Die Rhetorik von Games
Denn einmal im Spiel implementiert, können diese Parameter auch nicht mehr diskutiert werden. Ein Computerspiel ist immer ein festes System aus Regeln und klar definierten Prozessen, die einer bestimmten Mechanik folgen. Gerade durch diese Form eignen sich Computerspiele besonders gut dafür, Prozesse aus der realen Welt nachzustellen und anschaulich zu machen, so der Spieleforscher Ian Bogost in seinem Aufsatz "Die Rhetorik von Videospielen":
"Videospiele können aussagen über die Welt treffen. Aber wenn sie das tun, tun sie es weniger durch Sprache oder Text, nicht einmal mit Bildern – Videospiele argumentieren durch Prozesse."
Diese für Computerspiele einzigartige Rhetorik nennt Ian Bogost "Prozeduralität" - Hanns Christian Schmidt erklärt:
"Prozeduralität bezeichnet eigentlich die Simulation von bestimmten Abläufen, von bestimmten Prozessen. Und das ist eben etwas, was Spiele ganz besonders gut können, indem sie Spielmechaniken einsetzen."
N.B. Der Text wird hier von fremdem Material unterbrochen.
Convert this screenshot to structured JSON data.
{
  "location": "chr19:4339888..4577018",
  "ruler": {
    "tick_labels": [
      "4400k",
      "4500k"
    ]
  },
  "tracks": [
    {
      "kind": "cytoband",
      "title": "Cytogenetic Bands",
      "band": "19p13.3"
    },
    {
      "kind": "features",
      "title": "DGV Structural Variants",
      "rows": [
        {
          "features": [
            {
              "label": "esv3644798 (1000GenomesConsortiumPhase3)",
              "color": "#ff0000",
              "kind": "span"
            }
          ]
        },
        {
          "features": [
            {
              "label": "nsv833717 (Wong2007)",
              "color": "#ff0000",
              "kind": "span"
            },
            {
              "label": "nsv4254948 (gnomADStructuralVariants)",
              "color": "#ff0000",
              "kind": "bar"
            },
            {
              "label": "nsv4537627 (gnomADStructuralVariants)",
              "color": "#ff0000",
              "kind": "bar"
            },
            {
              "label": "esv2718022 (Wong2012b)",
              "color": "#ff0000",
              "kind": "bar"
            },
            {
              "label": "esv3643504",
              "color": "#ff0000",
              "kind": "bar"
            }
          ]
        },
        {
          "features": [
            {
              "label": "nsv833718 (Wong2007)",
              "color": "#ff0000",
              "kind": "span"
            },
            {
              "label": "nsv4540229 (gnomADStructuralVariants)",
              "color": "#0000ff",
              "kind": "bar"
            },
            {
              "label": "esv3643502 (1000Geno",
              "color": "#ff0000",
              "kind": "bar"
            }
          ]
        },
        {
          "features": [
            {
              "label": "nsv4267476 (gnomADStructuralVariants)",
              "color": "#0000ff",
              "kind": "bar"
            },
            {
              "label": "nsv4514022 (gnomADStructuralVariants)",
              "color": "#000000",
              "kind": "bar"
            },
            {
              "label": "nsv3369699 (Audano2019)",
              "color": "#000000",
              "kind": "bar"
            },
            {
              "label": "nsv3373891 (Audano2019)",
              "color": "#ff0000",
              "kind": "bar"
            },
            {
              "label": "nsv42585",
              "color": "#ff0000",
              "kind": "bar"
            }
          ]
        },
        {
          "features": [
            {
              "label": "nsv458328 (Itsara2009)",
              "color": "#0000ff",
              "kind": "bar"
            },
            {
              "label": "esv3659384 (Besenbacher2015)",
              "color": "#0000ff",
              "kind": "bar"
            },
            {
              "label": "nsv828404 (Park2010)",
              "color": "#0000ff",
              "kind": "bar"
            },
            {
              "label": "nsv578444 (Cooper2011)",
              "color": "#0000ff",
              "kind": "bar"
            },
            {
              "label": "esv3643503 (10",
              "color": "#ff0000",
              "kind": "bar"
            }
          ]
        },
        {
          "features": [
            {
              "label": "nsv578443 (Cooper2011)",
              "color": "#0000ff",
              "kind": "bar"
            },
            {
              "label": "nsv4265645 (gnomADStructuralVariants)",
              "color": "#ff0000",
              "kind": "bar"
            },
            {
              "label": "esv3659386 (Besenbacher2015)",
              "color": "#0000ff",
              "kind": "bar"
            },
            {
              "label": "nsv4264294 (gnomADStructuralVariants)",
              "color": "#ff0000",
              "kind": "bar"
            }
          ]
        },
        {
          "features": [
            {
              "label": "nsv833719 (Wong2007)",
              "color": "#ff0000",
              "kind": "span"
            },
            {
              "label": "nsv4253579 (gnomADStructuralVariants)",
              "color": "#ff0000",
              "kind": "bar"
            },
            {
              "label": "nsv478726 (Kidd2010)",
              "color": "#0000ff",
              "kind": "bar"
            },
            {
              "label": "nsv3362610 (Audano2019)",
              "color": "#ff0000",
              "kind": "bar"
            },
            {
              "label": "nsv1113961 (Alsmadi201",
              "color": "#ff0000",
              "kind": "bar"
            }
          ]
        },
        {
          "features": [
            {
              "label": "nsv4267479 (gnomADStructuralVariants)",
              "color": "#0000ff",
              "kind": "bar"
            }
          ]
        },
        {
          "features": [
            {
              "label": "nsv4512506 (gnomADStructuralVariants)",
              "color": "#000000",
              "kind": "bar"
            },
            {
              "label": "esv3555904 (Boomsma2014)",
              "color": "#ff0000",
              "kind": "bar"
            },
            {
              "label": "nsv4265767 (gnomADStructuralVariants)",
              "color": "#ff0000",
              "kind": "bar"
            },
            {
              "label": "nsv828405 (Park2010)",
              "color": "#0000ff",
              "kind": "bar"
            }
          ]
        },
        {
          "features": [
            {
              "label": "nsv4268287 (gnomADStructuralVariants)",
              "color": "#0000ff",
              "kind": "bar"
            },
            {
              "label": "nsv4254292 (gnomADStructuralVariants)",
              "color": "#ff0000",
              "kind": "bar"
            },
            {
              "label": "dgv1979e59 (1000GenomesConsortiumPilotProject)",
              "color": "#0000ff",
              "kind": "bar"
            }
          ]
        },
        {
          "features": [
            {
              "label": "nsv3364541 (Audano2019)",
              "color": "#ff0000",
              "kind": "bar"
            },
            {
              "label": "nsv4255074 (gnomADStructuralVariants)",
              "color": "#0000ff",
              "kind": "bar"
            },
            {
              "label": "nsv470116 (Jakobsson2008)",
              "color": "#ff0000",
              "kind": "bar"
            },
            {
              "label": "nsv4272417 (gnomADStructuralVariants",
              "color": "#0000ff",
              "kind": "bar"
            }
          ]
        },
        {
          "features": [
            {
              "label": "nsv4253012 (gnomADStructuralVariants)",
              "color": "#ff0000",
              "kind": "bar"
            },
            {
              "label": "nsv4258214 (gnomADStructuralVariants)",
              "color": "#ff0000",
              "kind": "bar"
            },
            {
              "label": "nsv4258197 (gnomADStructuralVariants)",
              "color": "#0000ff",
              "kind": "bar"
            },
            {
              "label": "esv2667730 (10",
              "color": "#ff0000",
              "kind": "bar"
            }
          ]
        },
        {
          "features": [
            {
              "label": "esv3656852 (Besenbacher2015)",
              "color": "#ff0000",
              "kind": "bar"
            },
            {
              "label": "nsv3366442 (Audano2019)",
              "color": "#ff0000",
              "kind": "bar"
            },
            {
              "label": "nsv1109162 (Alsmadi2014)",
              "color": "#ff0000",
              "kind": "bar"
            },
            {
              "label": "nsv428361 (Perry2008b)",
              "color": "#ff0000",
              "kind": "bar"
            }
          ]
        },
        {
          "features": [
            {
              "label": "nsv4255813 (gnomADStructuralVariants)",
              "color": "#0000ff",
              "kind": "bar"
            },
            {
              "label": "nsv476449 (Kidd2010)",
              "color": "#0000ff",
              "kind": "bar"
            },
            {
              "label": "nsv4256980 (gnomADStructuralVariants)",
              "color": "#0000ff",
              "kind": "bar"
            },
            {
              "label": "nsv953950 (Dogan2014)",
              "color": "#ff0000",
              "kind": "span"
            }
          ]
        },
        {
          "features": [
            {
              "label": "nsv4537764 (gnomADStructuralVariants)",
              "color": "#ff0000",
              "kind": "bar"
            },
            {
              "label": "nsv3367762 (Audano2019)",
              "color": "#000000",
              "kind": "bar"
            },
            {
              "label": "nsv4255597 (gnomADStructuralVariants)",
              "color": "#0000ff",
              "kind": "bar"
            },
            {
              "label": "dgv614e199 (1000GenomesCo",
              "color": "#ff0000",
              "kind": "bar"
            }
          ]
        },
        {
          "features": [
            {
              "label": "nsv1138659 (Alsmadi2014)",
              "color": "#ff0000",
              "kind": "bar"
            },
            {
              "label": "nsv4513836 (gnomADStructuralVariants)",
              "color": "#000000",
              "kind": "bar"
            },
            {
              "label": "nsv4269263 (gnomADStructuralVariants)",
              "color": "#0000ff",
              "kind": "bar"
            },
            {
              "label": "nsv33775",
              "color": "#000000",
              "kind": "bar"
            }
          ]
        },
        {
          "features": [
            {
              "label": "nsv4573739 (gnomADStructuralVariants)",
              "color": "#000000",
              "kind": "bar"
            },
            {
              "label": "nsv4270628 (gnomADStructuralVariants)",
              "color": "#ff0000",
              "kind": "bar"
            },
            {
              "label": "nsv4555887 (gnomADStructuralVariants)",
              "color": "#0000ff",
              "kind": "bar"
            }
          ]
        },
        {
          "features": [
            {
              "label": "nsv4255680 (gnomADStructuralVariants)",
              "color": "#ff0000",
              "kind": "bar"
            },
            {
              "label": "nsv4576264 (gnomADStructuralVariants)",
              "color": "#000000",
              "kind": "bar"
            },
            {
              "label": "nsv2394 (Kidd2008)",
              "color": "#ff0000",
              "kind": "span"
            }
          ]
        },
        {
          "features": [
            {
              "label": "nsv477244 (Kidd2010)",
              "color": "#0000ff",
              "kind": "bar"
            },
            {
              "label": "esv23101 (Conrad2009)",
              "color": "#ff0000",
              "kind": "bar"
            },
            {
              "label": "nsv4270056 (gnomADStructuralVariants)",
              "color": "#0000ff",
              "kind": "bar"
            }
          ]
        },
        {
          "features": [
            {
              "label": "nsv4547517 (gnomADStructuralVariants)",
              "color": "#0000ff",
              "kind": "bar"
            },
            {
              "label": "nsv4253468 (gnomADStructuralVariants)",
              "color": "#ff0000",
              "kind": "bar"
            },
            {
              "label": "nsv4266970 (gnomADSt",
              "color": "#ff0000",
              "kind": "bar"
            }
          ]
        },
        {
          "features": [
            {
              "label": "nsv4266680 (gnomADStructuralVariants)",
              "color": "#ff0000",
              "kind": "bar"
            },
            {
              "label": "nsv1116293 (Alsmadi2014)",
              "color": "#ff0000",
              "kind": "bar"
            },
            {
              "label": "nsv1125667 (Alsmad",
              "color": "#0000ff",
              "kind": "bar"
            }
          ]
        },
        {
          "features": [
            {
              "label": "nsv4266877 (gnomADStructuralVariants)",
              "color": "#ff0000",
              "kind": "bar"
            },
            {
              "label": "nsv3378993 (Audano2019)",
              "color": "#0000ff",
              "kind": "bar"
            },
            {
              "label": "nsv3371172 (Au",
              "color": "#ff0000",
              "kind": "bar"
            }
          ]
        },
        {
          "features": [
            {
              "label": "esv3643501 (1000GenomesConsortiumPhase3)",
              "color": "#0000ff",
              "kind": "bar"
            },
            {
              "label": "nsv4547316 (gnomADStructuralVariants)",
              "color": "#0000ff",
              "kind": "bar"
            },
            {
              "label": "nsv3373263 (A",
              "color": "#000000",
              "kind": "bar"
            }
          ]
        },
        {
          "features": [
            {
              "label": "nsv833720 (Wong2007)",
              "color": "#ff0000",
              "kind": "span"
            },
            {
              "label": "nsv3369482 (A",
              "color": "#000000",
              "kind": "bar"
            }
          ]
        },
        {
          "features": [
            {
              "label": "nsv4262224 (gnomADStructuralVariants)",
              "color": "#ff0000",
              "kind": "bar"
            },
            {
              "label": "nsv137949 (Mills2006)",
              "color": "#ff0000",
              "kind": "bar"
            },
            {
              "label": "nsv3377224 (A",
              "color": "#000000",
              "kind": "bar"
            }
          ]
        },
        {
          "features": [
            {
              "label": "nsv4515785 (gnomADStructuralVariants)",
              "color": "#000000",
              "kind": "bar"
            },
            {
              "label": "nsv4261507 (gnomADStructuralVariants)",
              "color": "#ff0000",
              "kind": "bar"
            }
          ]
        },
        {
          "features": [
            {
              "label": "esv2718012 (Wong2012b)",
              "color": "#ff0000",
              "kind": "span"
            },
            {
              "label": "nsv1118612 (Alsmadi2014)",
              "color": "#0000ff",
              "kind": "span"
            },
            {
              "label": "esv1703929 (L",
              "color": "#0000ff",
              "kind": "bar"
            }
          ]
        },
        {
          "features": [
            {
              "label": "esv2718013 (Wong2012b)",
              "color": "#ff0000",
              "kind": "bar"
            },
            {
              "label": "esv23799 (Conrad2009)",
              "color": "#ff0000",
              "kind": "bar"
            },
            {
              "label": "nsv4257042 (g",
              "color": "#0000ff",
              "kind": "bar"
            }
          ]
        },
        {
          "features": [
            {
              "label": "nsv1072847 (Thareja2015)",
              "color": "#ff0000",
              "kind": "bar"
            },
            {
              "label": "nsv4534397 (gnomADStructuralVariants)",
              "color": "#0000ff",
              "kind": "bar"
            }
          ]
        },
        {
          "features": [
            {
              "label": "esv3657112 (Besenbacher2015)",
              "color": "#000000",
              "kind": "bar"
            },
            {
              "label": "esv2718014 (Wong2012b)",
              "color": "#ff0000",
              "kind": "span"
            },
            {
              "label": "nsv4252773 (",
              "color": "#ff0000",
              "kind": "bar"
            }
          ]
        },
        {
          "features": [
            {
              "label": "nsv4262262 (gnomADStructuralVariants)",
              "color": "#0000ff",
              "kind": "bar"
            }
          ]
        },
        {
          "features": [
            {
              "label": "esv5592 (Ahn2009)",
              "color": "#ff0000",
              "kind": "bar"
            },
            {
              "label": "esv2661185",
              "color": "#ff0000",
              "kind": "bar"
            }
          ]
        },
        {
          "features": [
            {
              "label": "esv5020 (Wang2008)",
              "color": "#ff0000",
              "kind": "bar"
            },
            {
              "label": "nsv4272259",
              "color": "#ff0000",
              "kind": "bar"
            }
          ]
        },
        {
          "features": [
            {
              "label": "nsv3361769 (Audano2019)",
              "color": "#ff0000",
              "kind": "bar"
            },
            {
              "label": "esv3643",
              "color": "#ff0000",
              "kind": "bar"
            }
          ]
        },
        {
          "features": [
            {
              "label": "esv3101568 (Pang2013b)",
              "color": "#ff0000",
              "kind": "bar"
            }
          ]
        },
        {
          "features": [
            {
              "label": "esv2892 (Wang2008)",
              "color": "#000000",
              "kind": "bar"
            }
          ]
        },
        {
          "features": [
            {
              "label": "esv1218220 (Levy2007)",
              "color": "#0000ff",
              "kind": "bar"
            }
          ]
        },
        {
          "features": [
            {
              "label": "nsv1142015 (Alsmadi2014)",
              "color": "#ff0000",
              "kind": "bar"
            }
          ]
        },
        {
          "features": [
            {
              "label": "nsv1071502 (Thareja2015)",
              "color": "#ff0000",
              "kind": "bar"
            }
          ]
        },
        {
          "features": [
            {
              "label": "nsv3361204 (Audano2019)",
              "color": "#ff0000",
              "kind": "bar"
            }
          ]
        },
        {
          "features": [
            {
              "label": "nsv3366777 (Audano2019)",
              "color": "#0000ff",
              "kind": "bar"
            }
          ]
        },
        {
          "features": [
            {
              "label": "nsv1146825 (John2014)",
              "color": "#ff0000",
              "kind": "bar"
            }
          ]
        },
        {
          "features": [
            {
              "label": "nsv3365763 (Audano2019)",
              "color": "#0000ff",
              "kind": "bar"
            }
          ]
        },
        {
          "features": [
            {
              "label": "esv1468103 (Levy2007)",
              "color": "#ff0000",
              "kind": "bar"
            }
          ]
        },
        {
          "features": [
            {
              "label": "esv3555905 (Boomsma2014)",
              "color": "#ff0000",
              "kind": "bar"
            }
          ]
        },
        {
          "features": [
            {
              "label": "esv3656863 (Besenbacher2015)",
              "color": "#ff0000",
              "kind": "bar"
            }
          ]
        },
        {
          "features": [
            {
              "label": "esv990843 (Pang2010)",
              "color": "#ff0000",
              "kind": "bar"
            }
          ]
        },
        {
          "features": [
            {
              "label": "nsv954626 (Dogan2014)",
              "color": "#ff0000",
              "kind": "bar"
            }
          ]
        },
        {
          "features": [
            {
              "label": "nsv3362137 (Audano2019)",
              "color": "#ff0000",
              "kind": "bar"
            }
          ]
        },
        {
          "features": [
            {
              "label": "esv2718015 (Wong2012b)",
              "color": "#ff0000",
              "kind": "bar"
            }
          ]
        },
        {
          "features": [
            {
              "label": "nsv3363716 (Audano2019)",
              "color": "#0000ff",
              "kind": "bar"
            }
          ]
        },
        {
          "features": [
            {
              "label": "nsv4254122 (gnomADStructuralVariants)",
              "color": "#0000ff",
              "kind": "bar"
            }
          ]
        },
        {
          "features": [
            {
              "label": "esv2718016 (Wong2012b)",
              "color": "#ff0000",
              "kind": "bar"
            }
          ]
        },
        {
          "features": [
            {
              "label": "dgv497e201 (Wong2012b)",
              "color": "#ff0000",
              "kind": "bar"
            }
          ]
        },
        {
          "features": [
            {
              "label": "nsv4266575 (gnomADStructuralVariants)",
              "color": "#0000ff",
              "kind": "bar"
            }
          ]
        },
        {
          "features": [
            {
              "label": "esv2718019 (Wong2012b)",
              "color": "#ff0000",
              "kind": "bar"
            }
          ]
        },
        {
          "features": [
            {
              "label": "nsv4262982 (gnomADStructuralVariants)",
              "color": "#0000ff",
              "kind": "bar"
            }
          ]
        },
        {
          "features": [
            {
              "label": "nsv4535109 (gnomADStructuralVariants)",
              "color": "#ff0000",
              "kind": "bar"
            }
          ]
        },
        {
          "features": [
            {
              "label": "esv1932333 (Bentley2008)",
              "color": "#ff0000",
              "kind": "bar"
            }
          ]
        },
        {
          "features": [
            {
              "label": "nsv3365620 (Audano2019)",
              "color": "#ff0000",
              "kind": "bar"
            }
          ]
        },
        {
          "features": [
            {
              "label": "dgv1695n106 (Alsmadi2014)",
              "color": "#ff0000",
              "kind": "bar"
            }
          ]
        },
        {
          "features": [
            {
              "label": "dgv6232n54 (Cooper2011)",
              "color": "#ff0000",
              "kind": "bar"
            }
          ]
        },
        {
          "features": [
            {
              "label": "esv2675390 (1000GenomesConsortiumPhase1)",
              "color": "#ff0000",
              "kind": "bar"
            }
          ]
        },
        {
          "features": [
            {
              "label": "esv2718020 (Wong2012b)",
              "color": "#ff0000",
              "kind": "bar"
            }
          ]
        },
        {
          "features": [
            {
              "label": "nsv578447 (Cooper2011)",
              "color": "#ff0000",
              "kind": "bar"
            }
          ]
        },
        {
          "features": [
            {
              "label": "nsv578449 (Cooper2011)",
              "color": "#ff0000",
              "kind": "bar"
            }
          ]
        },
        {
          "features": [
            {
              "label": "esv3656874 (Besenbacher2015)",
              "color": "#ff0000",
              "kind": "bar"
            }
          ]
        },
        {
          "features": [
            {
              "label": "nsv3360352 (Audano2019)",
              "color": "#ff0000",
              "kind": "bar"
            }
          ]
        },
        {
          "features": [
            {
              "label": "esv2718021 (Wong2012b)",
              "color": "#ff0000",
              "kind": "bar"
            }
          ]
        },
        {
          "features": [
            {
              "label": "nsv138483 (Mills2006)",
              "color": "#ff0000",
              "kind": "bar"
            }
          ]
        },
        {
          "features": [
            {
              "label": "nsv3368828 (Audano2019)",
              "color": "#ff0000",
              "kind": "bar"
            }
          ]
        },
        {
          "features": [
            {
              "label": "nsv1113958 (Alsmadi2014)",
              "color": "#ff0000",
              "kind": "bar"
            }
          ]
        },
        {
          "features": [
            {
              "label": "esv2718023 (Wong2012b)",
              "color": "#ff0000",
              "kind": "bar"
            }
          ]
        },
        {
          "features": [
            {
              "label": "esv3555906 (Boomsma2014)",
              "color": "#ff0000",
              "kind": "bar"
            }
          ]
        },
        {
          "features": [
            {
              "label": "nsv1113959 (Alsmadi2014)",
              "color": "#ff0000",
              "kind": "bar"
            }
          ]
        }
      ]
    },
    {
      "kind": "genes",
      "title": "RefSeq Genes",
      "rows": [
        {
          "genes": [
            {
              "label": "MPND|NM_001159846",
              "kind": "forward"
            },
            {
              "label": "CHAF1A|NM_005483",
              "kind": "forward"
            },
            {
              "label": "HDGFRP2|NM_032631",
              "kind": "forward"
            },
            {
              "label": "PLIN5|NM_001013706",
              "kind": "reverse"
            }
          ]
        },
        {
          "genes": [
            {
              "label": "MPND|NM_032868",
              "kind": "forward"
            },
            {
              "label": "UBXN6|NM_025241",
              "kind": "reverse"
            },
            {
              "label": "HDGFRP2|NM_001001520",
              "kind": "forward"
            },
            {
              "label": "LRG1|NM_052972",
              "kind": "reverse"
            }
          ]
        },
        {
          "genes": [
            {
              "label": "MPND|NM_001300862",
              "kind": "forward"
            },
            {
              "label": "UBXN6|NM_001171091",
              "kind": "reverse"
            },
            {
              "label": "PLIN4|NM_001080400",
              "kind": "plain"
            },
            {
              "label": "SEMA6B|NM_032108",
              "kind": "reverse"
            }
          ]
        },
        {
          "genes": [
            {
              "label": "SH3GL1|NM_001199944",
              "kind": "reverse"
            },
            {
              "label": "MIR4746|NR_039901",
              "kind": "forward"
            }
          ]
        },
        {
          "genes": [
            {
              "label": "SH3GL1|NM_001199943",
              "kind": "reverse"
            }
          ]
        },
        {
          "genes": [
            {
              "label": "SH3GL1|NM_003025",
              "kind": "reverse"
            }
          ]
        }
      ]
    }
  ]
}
Diese Spielmechaniken sind das, was die Spieler in Gang setzen, wenn sie Knöpfe drücken. Wenn sie also zum Beispiel in "Democracy 3" einen Regler verschieben, erhöhen wir die Mehrwertsteuer. Allerdings führt das im Spiel nicht nur dazu, dass die Staatskasse klingelt, sondern auch zu wachsender Armut und Unzufriedenheit bei bestimmten Wählergruppen. Denn:
"Indem ein Prozess angestoßen wird, wird meistens eben auch ein anderer Prozess angestoßen. Und so schließt sich eben eine Art Regelkreislauf, so eine Art System wird dadurch in Gang gesetzt", sagt Schmidt.
Spiele durchschauen lernen
Sind Games also schon durch ihre Form pure Propaganda-Maschinen?
"Man kann diesem Ansatz von Ian Bogost durchaus vorwerfen, dass da drinsteckt, dass auf diese Art und Weise politische Ansichten eigentlich nur reproduziert werden und ein spielmechanisches System nur darauf ausgerichtet wird, eine politische Überzeugung an die Spieler zu adressieren."
Damit werde man Ian Bogosts Modell aber nicht gerecht – entscheidend ist nämlich, dass die Spieler innerhalb der vom Spiel gesetzten Parameter und Modelle über Entscheidungsfreiheit verfügen – zumindest in guten Spielen. Die Grenzen dieser digitalen Spielräume können sie durch das Spielen selbst erkunden – damit aus Games aber eben keine Propaganda-Maschinen werden, ist es auch nötig, sie kritisch analysieren zu lernen, wie Ian Bogost schreibt:
"Die Art von Technologiekompetenz, die prozedurale Rhetorik bietet, wird für Kinder und Erwachsene gleichermaßen immer wichtiger. Da sich unsere kulturelle Aufmerksamkeit von linearen Medien wie Büchern und Filmen hin zu prozeduraler Software und Spielen verschiebt, müssen wir bessere Kritiker dieser neuen Medien werden."
Und das gilt gleichermaßen für Gamer, Gamedesigner und Feuilletonisten.